A compensating transaction is an action that undoes the result of a previous successful transaction in a Saga.

Important: the original transaction is already committed and visible to others. A compensation is not a ROLLBACK — it’s a new transaction that does the opposite.

In microservices you cannot do a ROLLBACK like in a regular database. Instead, you need to manually undo each step.

Saga:
1. ✅ Create order
2. ✅ Charge money
3. ❌ Reserve product (FAIL!)

Compensating transactions (in reverse order):
2. ✅ Refund money (compensation for step 2)
1. ✅ Cancel order (compensation for step 1)

Middle Level

Rules of compensating transactions

1. Executed in reverse order:

Steps: A -> B -> C -> D (fail)
Compensations: compensate(C) -> compensate(B) -> compensate(A)

2. Must be idempotent:

public void refundPayment(String paymentId) {
    if (paymentRepository.isRefunded(paymentId)) {
        return;  // Already refunded — do nothing
    }
    paymentRepository.refund(paymentId);
    paymentRepository.markRefunded(paymentId);
}

3. May not be exact opposites:

// Step: "Reserve product"
// Compensation: NOT "remove reservation", but "set status to available"

// Step: "Send email"
// Compensation: NOT "delete email", but "send cancellation email"

Common mistakes

  1. Missing compensation:
    Order -> Payment -> Inventory (fail)
    Compensation: refund(Payment) ... forgot to cancel(Order)!
    Result: order created, money refunded, but order is not cancelled
    

Senior Level

Architectural Trade-offs

Semantic compensation vs technical undo:

Technical undo = DELETE from table.
Semantic compensation = sending email to client "your order is cancelled" + awarding bonus points.
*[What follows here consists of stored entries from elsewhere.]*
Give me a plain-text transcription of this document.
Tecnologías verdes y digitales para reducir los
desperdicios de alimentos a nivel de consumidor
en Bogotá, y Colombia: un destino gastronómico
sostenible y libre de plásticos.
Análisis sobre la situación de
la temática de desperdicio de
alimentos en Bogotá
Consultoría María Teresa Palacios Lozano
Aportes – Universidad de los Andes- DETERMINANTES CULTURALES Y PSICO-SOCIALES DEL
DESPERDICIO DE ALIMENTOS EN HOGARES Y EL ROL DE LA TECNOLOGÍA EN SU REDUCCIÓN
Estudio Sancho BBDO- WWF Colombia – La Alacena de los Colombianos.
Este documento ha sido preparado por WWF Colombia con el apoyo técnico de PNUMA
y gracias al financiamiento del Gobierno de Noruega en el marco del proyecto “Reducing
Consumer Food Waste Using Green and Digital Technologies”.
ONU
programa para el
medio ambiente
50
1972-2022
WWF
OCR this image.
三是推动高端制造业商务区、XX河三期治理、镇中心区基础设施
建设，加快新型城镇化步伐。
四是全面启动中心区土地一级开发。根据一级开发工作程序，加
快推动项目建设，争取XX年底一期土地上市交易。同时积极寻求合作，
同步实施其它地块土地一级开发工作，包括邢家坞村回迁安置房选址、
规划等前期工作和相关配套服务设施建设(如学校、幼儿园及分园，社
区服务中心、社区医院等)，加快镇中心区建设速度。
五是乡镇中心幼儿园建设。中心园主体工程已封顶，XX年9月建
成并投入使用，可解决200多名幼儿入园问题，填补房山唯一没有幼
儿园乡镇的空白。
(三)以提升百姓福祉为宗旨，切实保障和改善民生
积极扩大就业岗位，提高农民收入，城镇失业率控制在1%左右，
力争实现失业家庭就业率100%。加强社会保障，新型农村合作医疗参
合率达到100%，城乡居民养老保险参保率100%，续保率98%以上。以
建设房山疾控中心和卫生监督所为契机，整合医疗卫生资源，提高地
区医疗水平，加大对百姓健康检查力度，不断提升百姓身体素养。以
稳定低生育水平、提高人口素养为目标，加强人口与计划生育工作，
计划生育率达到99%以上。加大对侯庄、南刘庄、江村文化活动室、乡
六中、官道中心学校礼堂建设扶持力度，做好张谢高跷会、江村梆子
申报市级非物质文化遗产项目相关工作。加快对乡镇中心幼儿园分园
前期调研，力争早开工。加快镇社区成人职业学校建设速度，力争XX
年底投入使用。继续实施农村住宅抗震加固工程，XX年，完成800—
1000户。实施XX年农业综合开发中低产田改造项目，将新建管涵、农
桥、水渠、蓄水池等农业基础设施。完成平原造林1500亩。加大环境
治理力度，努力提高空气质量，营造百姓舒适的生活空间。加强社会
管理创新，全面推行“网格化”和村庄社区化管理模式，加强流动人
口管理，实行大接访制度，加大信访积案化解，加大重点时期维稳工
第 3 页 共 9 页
Semantic is better for the business, but more complex to implement

Edge Cases

1. Compensation failure:

// If compensation also fails — retry
// Simplified example — in production add exponential backoff and jitter.
// A simple loop retry can overwhelm a failing service.
public void compensateWithRetry(SagaStep step, int maxRetries) {
    for (int i = 0; i < maxRetries; i++) {
        try {
            step.compensate();
            return;
        } catch (Exception e) {
            log.warn("Compensation retry {}", i, e);
        }
    }
    // After all retries — manual intervention
    alertService.sendAlert("Compensation failed after retries", step);
}

2. Non-compensatable steps:

Some steps cannot be undone:
- Email sent — cannot "take it back"
- SMS sent — cannot cancel
- Physical product already shipped

Solution: mark as non-compensatable and alert for manual fix

Production Experience

Saga with compensations:

public class OrderSaga {

    public void onPaymentFailed(PaymentFailedEvent event) {
        // Compensations in reverse order
        compensateInventory(event.orderId());
        compensateOrder(event.orderId());
    }

    private void compensateInventory(String orderId) {
        try {
            inventoryClient.releaseReservation(orderId);
        } catch (Exception e) {
            log.error("Inventory compensation failed", e);
            alertService.sendAlert("Inventory compensation failed", orderId);
            // Retry or manual intervention
        }
    }

    private void compensateOrder(String orderId) {
        try {
            orderClient.cancelOrder(orderId);
        } catch (Exception e) {
            log.error("Order compensation failed", e);
            alertService.sendAlert("Order compensation failed", orderId);
        }
    }
}

Best Practices

✅ Compensations in reverse order
✅ Idempotency for each compensation
✅ Retry for compensations
✅ Alert on compensation failure
✅ Log every compensation step

❌ Don't forget compensations
❌ Don't ignore compensation failures
❌ Don't assume compensation will always work

Interview Cheat Sheet

Must know:

  • A compensating transaction is NOT a ROLLBACK — it’s a new transaction with the opposite action
  • Compensations are executed in reverse order (C->B->A)
  • Each compensation must be idempotent
  • Semantic compensation is better than technical undo (cancellation email vs DELETE)
  • Some steps are non-compensatable (email sent, product shipped)
  • On compensation failure — retry + alert for manual intervention
  • Compensation may not be the exact opposite of the step

Common follow-up questions:

  • What if the compensation also fails? Retry with exponential backoff, then alert for manual fix.
  • Which steps cannot be undone? Email/SMS sending, actual product shipment — mark as non-compensatable.
  • Why is idempotency needed for compensations? A compensation may be called twice (retry, duplicate event).
  • Semantic vs technical compensation? Technical = DELETE from table, semantic = award bonus points + notify client.

Red flags (DO NOT say):

  • “Compensation = ROLLBACK” — no, the original transaction is already committed
  • “Compensation is always possible” — no, you can’t “take back” an email
  • “You can compensate in any order” — no, strictly in reverse
  • “Idempotency is not important for compensations” — critically important

Related topics:

  • [[1. What is Saga pattern and when to use it]]
  • [[2. What is the difference between choreography and orchestration in Saga]]
  • [[3. How to implement distributed transactions in microservices]]
  • [[19. What is Retry pattern and how to use it correctly]]
  • [[17. How to ensure fault tolerance of microservices]]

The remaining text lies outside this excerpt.